Wir empfanden es geradezu als Erlösung, als die Seeligs mit dem Minimodell eines zusammenlegbaren Plastikbootes an­kamen. Amir vergaß sich und sagte statt des üblichen »Danke nicht nötig« mit anerkennendem Kopfnicken: »Nicht schlecht.«

Ich selbst schlüpfte von Zeit zu Zeit aus meiner Rolle als freundlicher Gastgeber, um Inventur zu machen. Die Bücher hatten sich mittlerweile zu Türmen hochgeschichtet: wohlfeile Ausgaben der Bibel, Reisebeschreibungen, Bildbände mit schlechten Reproduktionen und ein Bändchen mit dem zu­nächst rätselhaften Titel »Hinter dem Feigenblatt«, das sich als Anleitung zum Geschlechtsverkehr für Minderjährige entpuppte. Und irgendein Idiot hatte sich nicht entblödet, meinem Sohn ein »Lexikon des Humors« zu schenken, in dem der Name seines Vaters nicht erwähnt war. Ich gab Auftrag, dem Kerl keine Getränke anzubieten.
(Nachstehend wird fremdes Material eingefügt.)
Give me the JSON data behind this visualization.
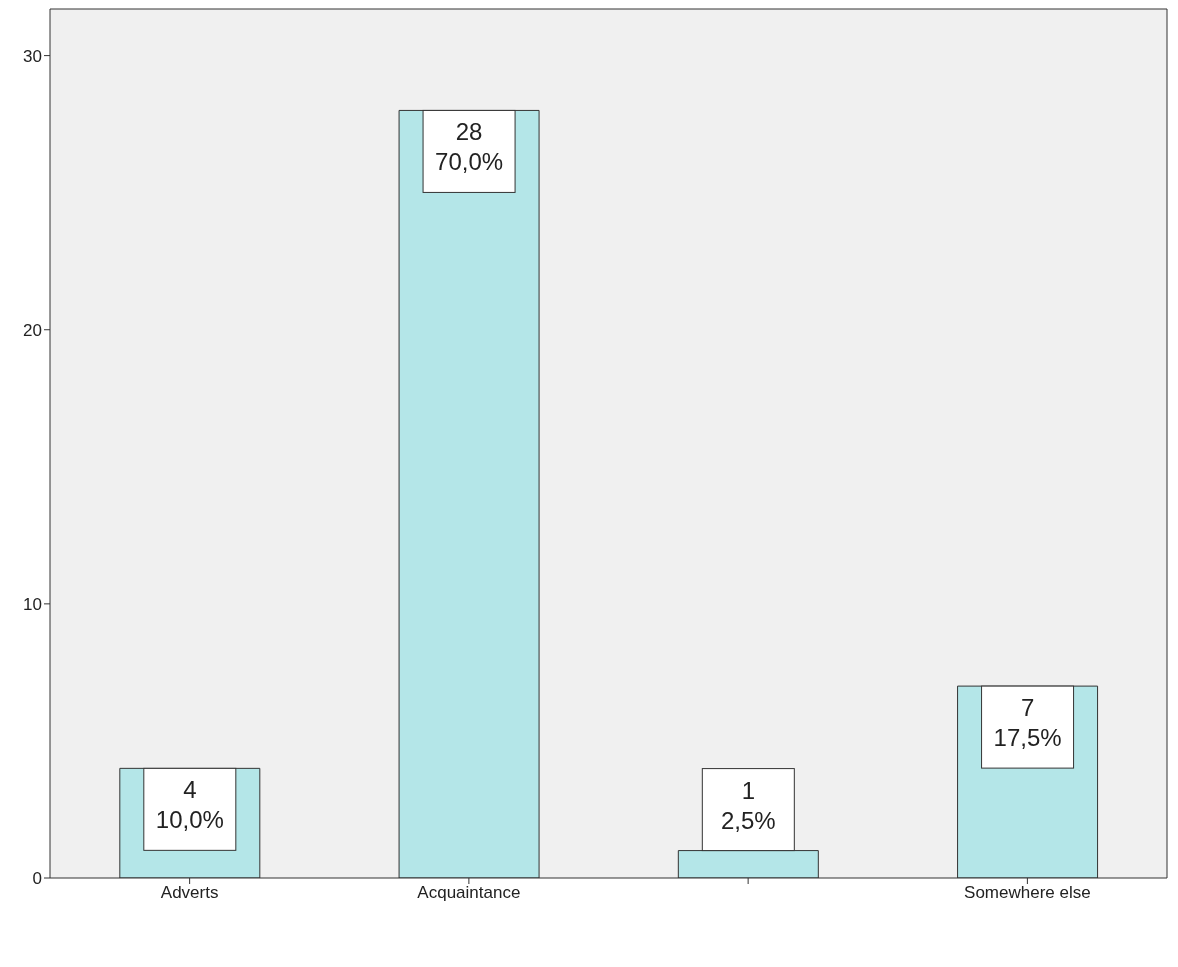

In einer Kampfpause versuchte ich mich an dem Expander und stellte befriedigt fest, daß ich ihn über zwei Stufen span­nen konnte. Außerdem beschlagnahmte ich eine Füllfeder. Es waren ihrer sowieso schon zu viele. Amir sollte sich nach der Feier eine aussuchen, meinetwegen sogar zwei, und den Rest würden wir umfunktionieren.

Im übrigen veränderte sich der Charakter meines rothaarigen Sohnes gewissermaßen unter meinen Augen. Er hatte längst aufgehört, die ankommenden Gäste zu begrüßen. Die stumme Gebärde, mit der er ihnen entgegensah, bedeutete unverkenn­bar: »Wo ist das Geschenk?«, und die Stimme, mit der er sich bedankte, klang je nach den gegebenen Umständen von herz­lich bis kühl. Auch sonst benahm er sich wie ein Erwachsener.

Bei meinem nächsten Besuch im Lagerraum stieß ich auf zwei Flakons Toilettenwasser, für die der Junge keine Ver­wendung hatte. Die Leute könnten wirklich ein wenig nach­denken, bevor sie Geschenke machen. Auch einen goldenen Kugelschreiber und eine Mundharmonika nahm ich an mich. Dann wurde ich in meinen Ordnungsbemühungen gestört.